The Minnesota State Capitol in St. Paul as the sun sets on Election Day, November 3, 2020. Photo by Tony Webster.
Legislative leaders agreed to $525 million in new education spending over the next two years as part of the “numbers only” budget deal announced Monday.
The global budget agreement struck by Gov. Tim Walz, House Speaker Melissa Hortman and Senate Majority Leader Paul Gazelka sets the framework for lawmakers to develop a detailed education budget before May 28.
The new spending would include a 2% increase to the general education funding formula — the complicated equation that sets minimum funding levels for school districts — in both 2022 and 2023. The increase was sought after by Democratic-Farmer-Labor lawmakers to help schools keep up with inflation and opposed by the GOP.

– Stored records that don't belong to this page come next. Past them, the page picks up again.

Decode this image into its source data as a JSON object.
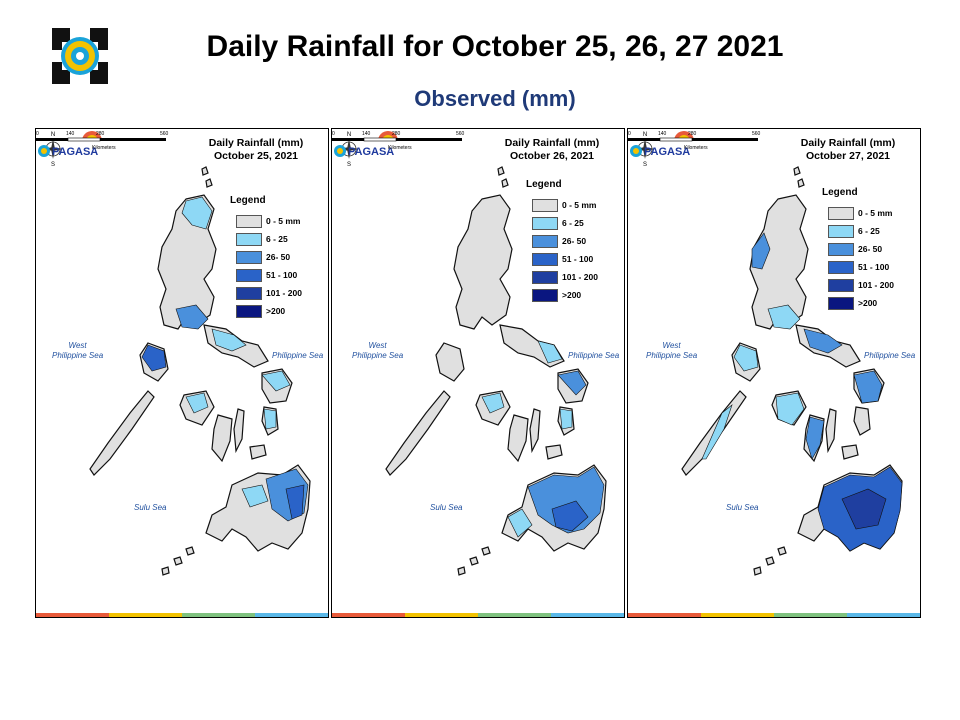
{
  "title": "Daily Rainfall for October 25, 26, 27 2021",
  "subtitle": "Observed (mm)",
  "legend": {
    "title": "Legend",
    "items": [
      {
        "label": "0 - 5 mm",
        "color": "#e0e0e0"
      },
      {
        "label": "6 - 25",
        "color": "#8ed8f5"
      },
      {
        "label": "26- 50",
        "color": "#4a90dc"
      },
      {
        "label": "51 - 100",
        "color": "#2a63c8"
      },
      {
        "label": "101 - 200",
        "color": "#1f3fa0"
      },
      {
        "label": ">200",
        "color": "#0a1680"
      }
    ]
  },
  "seas": {
    "west": "West\nPhilippine Sea",
    "east": "Philippine Sea",
    "sulu": "Sulu Sea"
  },
  "scale": {
    "ticks": [
      "0",
      "140",
      "280",
      "560"
    ],
    "unit": "Kilometers"
  },
  "maps": [
    {
      "title": "Daily Rainfall (mm)\nOctober 25, 2021"
    },
    {
      "title": "Daily Rainfall (mm)\nOctober 26, 2021"
    },
    {
      "title": "Daily Rainfall (mm)\nOctober 27, 2021"
    }
  ],
  "brand": "PAGASA"
}
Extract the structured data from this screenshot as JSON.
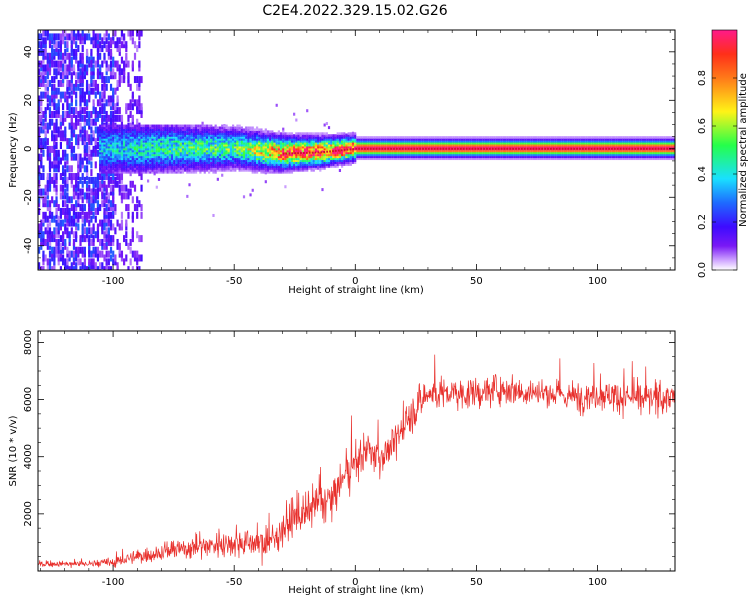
{
  "title": "C2E4.2022.329.15.02.G26",
  "colors": {
    "snr_line": "#e8302c",
    "spec_cmap": [
      "#ffffff",
      "#cfa6ff",
      "#7a19f5",
      "#3d0bff",
      "#1e6bff",
      "#19e0ff",
      "#25ff4a",
      "#fff317",
      "#ff2f19",
      "#ff1a8a"
    ],
    "trace_line": "#d0102a"
  },
  "chart_data": [
    {
      "type": "heatmap",
      "name": "spectrogram",
      "xlabel": "Height of straight line (km)",
      "ylabel": "Frequency (Hz)",
      "xlim": [
        -131,
        132
      ],
      "ylim": [
        -50,
        49
      ],
      "xticks": [
        -100,
        -50,
        0,
        50,
        100
      ],
      "xtick_labels": [
        "-100",
        "-50",
        "0",
        "50",
        "100"
      ],
      "yticks": [
        -40,
        -20,
        0,
        20,
        40
      ],
      "ytick_labels": [
        "-40",
        "-20",
        "0",
        "20",
        "40"
      ],
      "grid": false,
      "colorbar": {
        "label": "Normalized spectral amplitude",
        "range": [
          0,
          1
        ],
        "ticks": [
          0.0,
          0.2,
          0.4,
          0.6,
          0.8
        ],
        "tick_labels": [
          "0.0",
          "0.2",
          "0.4",
          "0.6",
          "0.8"
        ]
      },
      "description_series": [
        {
          "x": -105,
          "center_freq": 0,
          "peak_amp": 0.35
        },
        {
          "x": -80,
          "center_freq": 0,
          "peak_amp": 0.45
        },
        {
          "x": -50,
          "center_freq": 0,
          "peak_amp": 0.5
        },
        {
          "x": -30,
          "center_freq": -2,
          "peak_amp": 0.85
        },
        {
          "x": -15,
          "center_freq": -1.5,
          "peak_amp": 0.9
        },
        {
          "x": 0,
          "center_freq": 0,
          "peak_amp": 1.0
        },
        {
          "x": 50,
          "center_freq": 0,
          "peak_amp": 1.0
        },
        {
          "x": 100,
          "center_freq": 0,
          "peak_amp": 1.0
        },
        {
          "x": 130,
          "center_freq": 0,
          "peak_amp": 1.0
        }
      ]
    },
    {
      "type": "line",
      "name": "snr",
      "xlabel": "Height of straight line (km)",
      "ylabel": "SNR (10 * v/v)",
      "xlim": [
        -131,
        132
      ],
      "ylim": [
        0,
        8400
      ],
      "xticks": [
        -100,
        -50,
        0,
        50,
        100
      ],
      "xtick_labels": [
        "-100",
        "-50",
        "0",
        "50",
        "100"
      ],
      "yticks": [
        2000,
        4000,
        6000,
        8000
      ],
      "ytick_labels": [
        "2000",
        "4000",
        "6000",
        "8000"
      ],
      "grid": false,
      "x": [
        -131,
        -120,
        -110,
        -100,
        -90,
        -80,
        -70,
        -60,
        -50,
        -40,
        -35,
        -30,
        -25,
        -20,
        -15,
        -10,
        -5,
        0,
        5,
        10,
        15,
        20,
        25,
        30,
        40,
        50,
        60,
        70,
        80,
        90,
        100,
        110,
        120,
        132
      ],
      "values": [
        250,
        250,
        250,
        300,
        500,
        650,
        800,
        900,
        1000,
        1000,
        1000,
        1500,
        1900,
        2000,
        2400,
        2500,
        3200,
        3800,
        4200,
        4000,
        4300,
        5100,
        5700,
        6200,
        6200,
        6200,
        6400,
        6300,
        6200,
        6100,
        6200,
        6100,
        6000,
        6100
      ],
      "noise_amplitude": [
        120,
        120,
        150,
        250,
        300,
        400,
        500,
        550,
        600,
        700,
        700,
        800,
        900,
        900,
        900,
        900,
        900,
        900,
        800,
        800,
        800,
        800,
        800,
        800,
        700,
        700,
        700,
        700,
        700,
        700,
        700,
        700,
        700,
        700
      ]
    }
  ]
}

Republicans cited the influx of federal COVID-19 relief money for schools as reason for avoiding increases in state funding, while Democrats said the one-time federal funds wouldn’t be sufficient.
The education budget originally proposed and passed by the DFL-controlled House called for $772.5 million in new spending, including $399 million for the formula increase. The GOP-majority Senate’s education budget included $152.1 million in new spending and no formula increase.
Legislators from the House and Senate had reached an agreement on 16 policy provisions in the education budget by Monday, after days of debate in conference committee. Funding issues remained unresolved.
The policy provisions include a ban on lunch shaming and refusing to serve meals to students with lunch debt; a limit on screen time for preschoolers and kindergarteners; a requirement that education grants be used for evidence-based practices; and creating a timeline for charter school authorizers to fix issues identified in corrective action plans.
The budget deal also includes an agreement to spend $75 million in federal COVID-19 relief funds on summer school.
The Legislature will reconvene in a special session next month to approve an overall two-year budget.